The Power of Storytelling

As a child I had a tape recorder by my bed. I would get one of the various tapes from my very full tape cabinet and listen to the stories as I fell asleep. I had so many: Roald Dahl, Just William, Tintin, The Hobbit, Harry Potter, and many more! I listened to my recording of The Hitchhiker’s Guide to the Galaxy so much that I could recite the whole first episode from memory (and can still do a decent chunk of it!) Going to bed did not often seem such an annoyance as a child… for I had my stories to listen to. Thinking back, I think these tapes were a strong contributing factor in my pursuing a career as a creative.

Theatre is a medium that has lasted for thousands of years and is still going strong.

Human beings are at our heart storytellers and lovers of stories. I was in Forbidden Planet today, a shopping haven for all things nerdy, with shelves upon shelves of sci-fi and fantasy books, wondering: How long would it take me to read them all? Theatre is a medium that has lasted for thousands of years and is still going strong. In the last century the cinematic industry has grown to revolutionise how we experience stories. The video games industry is one of the biggest in the world, bigger than the entire film and music industry combined. 500 hours, or just under three weeks, worth of content is uploaded to YouTube every minute. It would take a literal lifetime of some 82.2 years to watch all the content uploaded to YouTube in a single day. We are storytellers and consumers through and through.

Players would accomplish the impossible: killing dragons and saving the world; with little more than pencils, paper, dice, and the ability to create vivid, collective hallucinations.

And of course, good reader, D&D is no exception. D&D has its roots in wargaming, the simulation of historical battles with miniature soldiers; but was adapted by Gary Gygax and co to include more mythological and Tolkien-esque foes. But it very quickly became so much more. Players would accomplish the impossible: killing dragons and saving the world; with little more than pencils, paper, dice, and the ability to create vivid, collective hallucinations. That is the power of storytelling.

Just a group of people sitting around a table with comparatively few visual aids. That is the power of storytelling.

D&D has seen a massive resurgence in recent years. This is in no small part, I believe, to Critical Role. I have been a fan of this hit web series (aka a Critter) since the very beginning of the show and I could wax poetically about it for hours.

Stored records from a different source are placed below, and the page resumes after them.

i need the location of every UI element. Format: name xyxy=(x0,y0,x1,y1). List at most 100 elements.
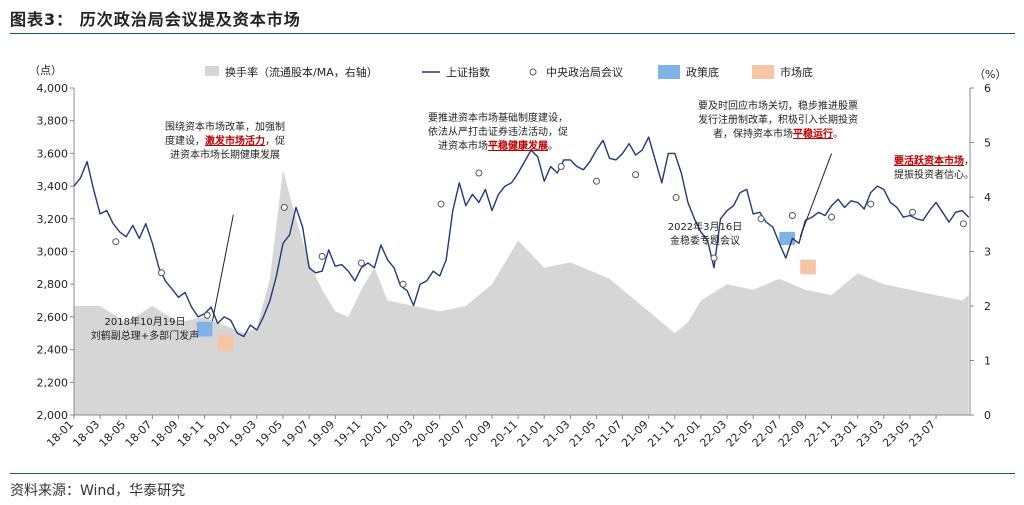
x-tick-label: 22-01 xyxy=(671,418,703,450)
note-segment: 围绕资本市场改革，加强制 xyxy=(165,120,285,133)
left-tick-label: 2,000 xyxy=(37,409,69,422)
market-bottom-box xyxy=(217,334,234,352)
note-line: 依法从严打击证券违法活动，促 xyxy=(428,125,568,138)
x-tick-label: 21-01 xyxy=(515,418,547,450)
right-tick-label: 4 xyxy=(984,191,991,204)
right-tick-label: 6 xyxy=(984,82,991,95)
x-tick-label: 22-03 xyxy=(697,418,729,450)
x-tick-label: 19-07 xyxy=(279,418,311,450)
meeting-marker xyxy=(399,280,407,288)
meeting-marker xyxy=(909,208,917,216)
x-tick-label: 20-11 xyxy=(488,418,520,450)
note-segment: 刘鹤副总理+多部门发声 xyxy=(91,329,199,342)
note-line: 进资本市场平稳健康发展。 xyxy=(438,139,558,152)
note-line: 度建设，激发市场活力，促 xyxy=(165,134,285,147)
annotation-layer xyxy=(211,153,833,322)
note-segment: 。 xyxy=(833,129,843,140)
note-segment: 要活跃资本市场 xyxy=(894,154,964,167)
market-bottom-box xyxy=(800,259,816,275)
title-divider xyxy=(10,33,1015,34)
x-tick-label: 23-05 xyxy=(880,418,912,450)
meeting-marker xyxy=(112,238,120,246)
annotation-pointer xyxy=(799,153,833,237)
note-segment: 平稳运行 xyxy=(793,127,833,140)
meeting-marker xyxy=(318,252,326,260)
x-tick-label: 19-09 xyxy=(306,418,338,450)
note-line: 要及时回应市场关切，稳步推进股票 xyxy=(698,99,858,112)
note-activate-market-2023: 要活跃资本市场，提振投资者信心。 xyxy=(894,154,974,181)
note-segment: 2018年10月19日 xyxy=(105,315,186,328)
x-tick-label: 21-07 xyxy=(593,418,625,450)
legend-label: 市场底 xyxy=(780,65,813,79)
left-tick-label: 3,600 xyxy=(37,147,69,160)
x-tick-label: 20-01 xyxy=(358,418,390,450)
bottom-markers-layer xyxy=(196,231,816,352)
right-tick-label: 3 xyxy=(984,246,991,259)
left-tick-label: 2,400 xyxy=(37,344,69,357)
note-segment: 者，保持资本市场 xyxy=(713,127,793,140)
legend-swatch-turnover xyxy=(205,66,219,76)
x-tick-label: 18-09 xyxy=(149,418,181,450)
note-line: 发行注册制改革，积极引入长期投资 xyxy=(698,113,858,126)
turnover-area xyxy=(74,169,969,415)
meeting-marker xyxy=(672,194,680,202)
x-tick-label: 20-03 xyxy=(384,418,416,450)
meeting-marker xyxy=(203,311,211,319)
x-tick-label: 21-03 xyxy=(541,418,573,450)
note-segment: 要推进资本市场基础制度建设， xyxy=(428,111,568,124)
note-segment: 进资本市场长期健康发展 xyxy=(170,148,280,161)
note-segment: 平稳健康发展 xyxy=(488,139,548,152)
x-tick-label: 18-01 xyxy=(44,418,76,450)
note-segment: 依法从严打击证券违法活动，促 xyxy=(428,125,568,138)
left-tick-label: 3,800 xyxy=(37,115,69,128)
x-tick-label: 19-03 xyxy=(227,418,259,450)
right-tick-label: 0 xyxy=(984,409,991,422)
annotation-pointer xyxy=(211,214,234,322)
index-line xyxy=(73,136,970,338)
note-line: 要活跃资本市场， xyxy=(894,154,974,167)
meeting-marker xyxy=(592,177,600,185)
note-line: 要推进资本市场基础制度建设， xyxy=(428,111,568,124)
note-line: 2018年10月19日 xyxy=(105,315,186,328)
note-fsdc-2022: 2022年3月16日金稳委专题会议 xyxy=(668,220,743,247)
right-tick-label: 2 xyxy=(984,300,991,313)
note-segment: ，促 xyxy=(265,134,285,147)
x-tick-label: 20-07 xyxy=(436,418,468,450)
x-tick-label: 20-05 xyxy=(410,418,442,450)
meeting-marker xyxy=(557,162,565,170)
note-segment: 要及时回应市场关切，稳步推进股票 xyxy=(698,99,858,112)
x-tick-label: 21-11 xyxy=(645,418,677,450)
note-segment: ， xyxy=(964,156,974,167)
left-tick-label: 2,800 xyxy=(37,278,69,291)
x-tick-label: 23-01 xyxy=(828,418,860,450)
note-line: 刘鹤副总理+多部门发声 xyxy=(91,329,199,342)
meeting-marker xyxy=(710,254,718,262)
chart: 2,000 2,200 2,400 2,600 2,800 3,000 3,200 3,400… xyxy=(29,64,1006,450)
legend-swatch-meeting xyxy=(529,68,537,76)
right-tick-label: 1 xyxy=(984,355,991,368)
meeting-marker xyxy=(632,171,640,179)
left-tick-label: 3,000 xyxy=(37,246,69,259)
legend-label: 中央政治局会议 xyxy=(546,65,623,79)
legend-label: 政策底 xyxy=(686,65,719,79)
note-respond-market-2022: 要及时回应市场关切，稳步推进股票发行注册制改革，积极引入长期投资者，保持资本市场… xyxy=(698,99,858,140)
x-tick-label: 22-09 xyxy=(776,418,808,450)
x-tick-label: 22-05 xyxy=(724,418,756,450)
note-liu-he-2018: 2018年10月19日刘鹤副总理+多部门发声 xyxy=(91,315,199,342)
note-segment: 度建设， xyxy=(165,134,205,147)
note-segment: 。 xyxy=(548,141,558,152)
meeting-marker xyxy=(158,269,166,277)
left-axis-unit: （点） xyxy=(29,64,62,77)
source-divider xyxy=(10,473,1015,474)
legend-swatch-market xyxy=(752,65,774,79)
left-tick-label: 3,200 xyxy=(37,213,69,226)
note-line: 者，保持资本市场平稳运行。 xyxy=(713,127,843,140)
right-tick-label: 5 xyxy=(984,137,991,150)
source-note: 资料来源：Wind，华泰研究 xyxy=(10,483,186,499)
legend-swatch-policy xyxy=(658,65,680,79)
x-tick-label: 18-07 xyxy=(123,418,155,450)
legend: 换手率（流通股本/MA，右轴） 上证指数 中央政治局会议 政策底 市场底 xyxy=(205,65,813,79)
note-segment: 提振投资者信心。 xyxy=(894,168,974,181)
meeting-marker xyxy=(757,215,765,223)
note-basic-system-2020: 要推进资本市场基础制度建设，依法从严打击证券违法活动，促进资本市场平稳健康发展。 xyxy=(428,111,568,152)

Suffice it to say that it has moved me to greater emotional heights of joy and sorrow than most anything else I have seen on screen. And that is all due to the performances and descriptive skills of the cast. Just a group of people sitting around a table with comparatively few visual aids. That is the power of storytelling.

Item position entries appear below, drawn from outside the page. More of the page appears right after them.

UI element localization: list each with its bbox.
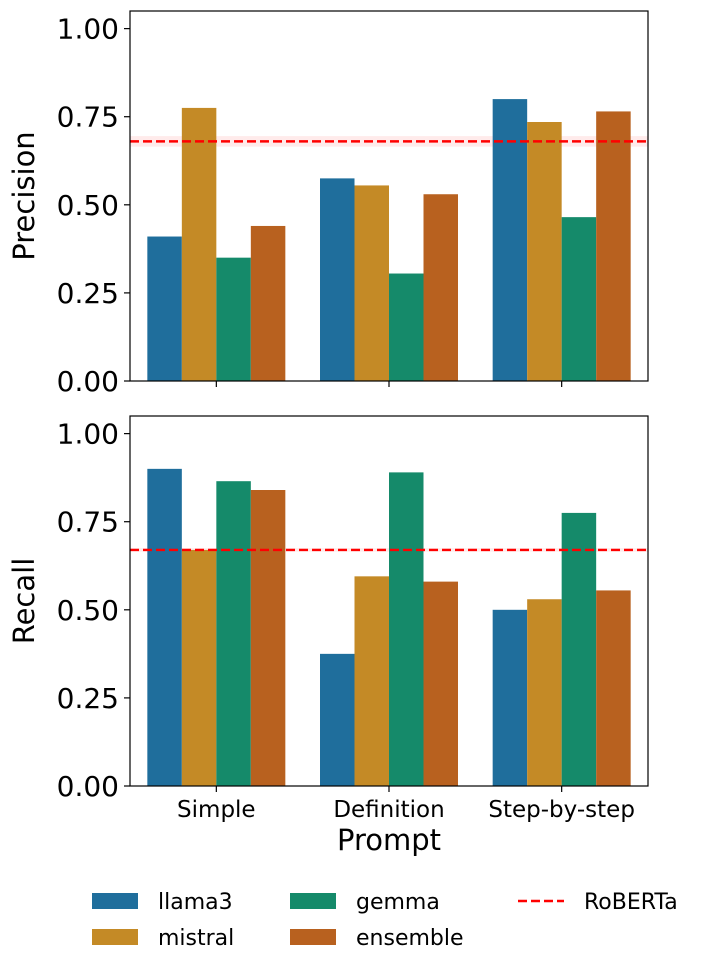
bar-ensemble-step-by-step [596,590,631,786]
legend-item-llama3: llama3 [92,890,233,915]
x-axis-label: Prompt [337,823,441,857]
legend-swatch-llama3 [92,893,138,909]
bar-ensemble-definition [423,194,458,381]
y-tick-label: 0.75 [57,506,119,539]
bar-llama3-step-by-step [492,99,528,381]
legend-label: ensemble [356,926,464,951]
bar-gemma-definition [389,472,424,786]
legend-item-gemma: gemma [290,890,440,915]
bar-llama3-definition [320,653,355,786]
bar-mistral-definition [354,185,389,381]
bar-mistral-simple [181,107,217,382]
panel-precision: 0.00 0.25 0.50 0.75 1.00 Precision [7,10,649,398]
legend-label: gemma [356,890,440,915]
bar-llama3-step-by-step [492,609,528,786]
legend-label: llama3 [158,890,233,915]
bar-gemma-simple [216,257,251,381]
bar-mistral-step-by-step [527,599,562,786]
x-tick-label: Simple [177,797,256,823]
bar-gemma-step-by-step [561,512,597,786]
x-tick-label: Definition [333,797,444,823]
bar-ensemble-definition [423,581,458,786]
bar-llama3-simple [147,468,182,786]
y-axis-label: Precision [7,131,41,260]
y-tick-label: 0.00 [57,365,119,398]
bar-ensemble-step-by-step [596,111,631,381]
bar-ensemble-simple [250,225,286,381]
bar-gemma-definition [389,273,424,381]
y-tick-label: 1.00 [57,418,119,451]
bar-ensemble-simple [250,490,286,786]
legend-item-ensemble: ensemble [290,926,464,951]
y-tick-label: 1.00 [57,13,119,46]
legend: llama3 mistral gemma ensemble RoBERTa [92,890,678,951]
bar-mistral-step-by-step [527,122,562,381]
legend-swatch-mistral [92,929,138,945]
y-tick-label: 0.25 [57,277,119,310]
legend-item-roberta: RoBERTa [518,890,678,915]
reference-band [130,136,648,147]
legend-label: mistral [158,926,234,951]
y-tick-label: 0.50 [57,594,119,627]
bar-gemma-simple [216,481,251,786]
y-tick-label: 0.25 [57,682,119,715]
bar-mistral-definition [354,576,389,786]
y-axis-label: Recall [7,558,41,645]
y-tick-label: 0.00 [57,770,119,803]
legend-label: RoBERTa [584,890,678,915]
bar-llama3-definition [320,178,355,381]
legend-swatch-ensemble [290,929,336,945]
bar-llama3-simple [147,236,182,381]
y-tick-label: 0.50 [57,189,119,222]
bar-gemma-step-by-step [561,217,597,381]
legend-swatch-gemma [290,893,336,909]
y-tick-label: 0.75 [57,101,119,134]
panel-recall: 0.00 0.25 0.50 0.75 1.00 Simple Definition Step… [7,415,649,857]
legend-item-mistral: mistral [92,926,234,951]
x-tick-label: Step-by-step [488,797,635,823]
bar-mistral-simple [181,549,217,786]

Critical Role are making an animated series based on the adventures of their first campaign and the adventuring party known as Vox Machina. Now animation is a very expensive medium to produce, and major studios, being the incredibly cautious beasts that they are, did not want to risk investing in such a niche series (D&D is for nerds! Am I right?!) So Critical Role turned to crowdfunding, asking their fans, the Critters, to help them out. Their initial aim was to raise $750,000 over the course of 45 days for a couple of episodes… they raised that amount of money in 45 minutes. Their campaign ended up being the most successful Kickstarter for a television series ever, and the 6th most successful Kickstarter in history. Their campaign ended up raising some $11.38 million and has been picked up by Amazon Prime, for 2 whole seasons. That is the power of storytelling.

To me D&D is at its heart a storytelling game, with rules to provide needed boundaries to the collective hallucination. You can tell this by the language people use when talking about their games. Very often it will be: “So we were in this dungeon-” “I drove my sword into the shark’s mouth!” “When that evil wizard told me I was worthless I felt so angry!” It’s all first person. You were a different character. Still you, but with a new identity, in a world where dragons are real and people can genuinely summon lightning into their hands. You drove the sword through that dragon’s heart! Not the protagonist of a book or show or play… You!

You were, in other words, immersed; not passively reading or watching a story, but actively making decisions. Decisions that affect you and those around you. Making a difference in the world, when it is so easy to feel powerless to make meaningful changes in today’s society. That is an incredibly powerful thing.

So I am eternally thankful to my parents for that childhood tape recorder and those tapes. They seeded my love of stories and storytelling, which has led to a career as an actor, writer, and of course, professional DM.

It brings me great joy to be a such a storyteller and I look to the future with excitement at the prospect of future stories to experience and to tell. Be it through performance, writing… or at your table behind a dungeon master screen cackling maniacally as a mad lich who wants to do the same thing he does every night… try to take over the world!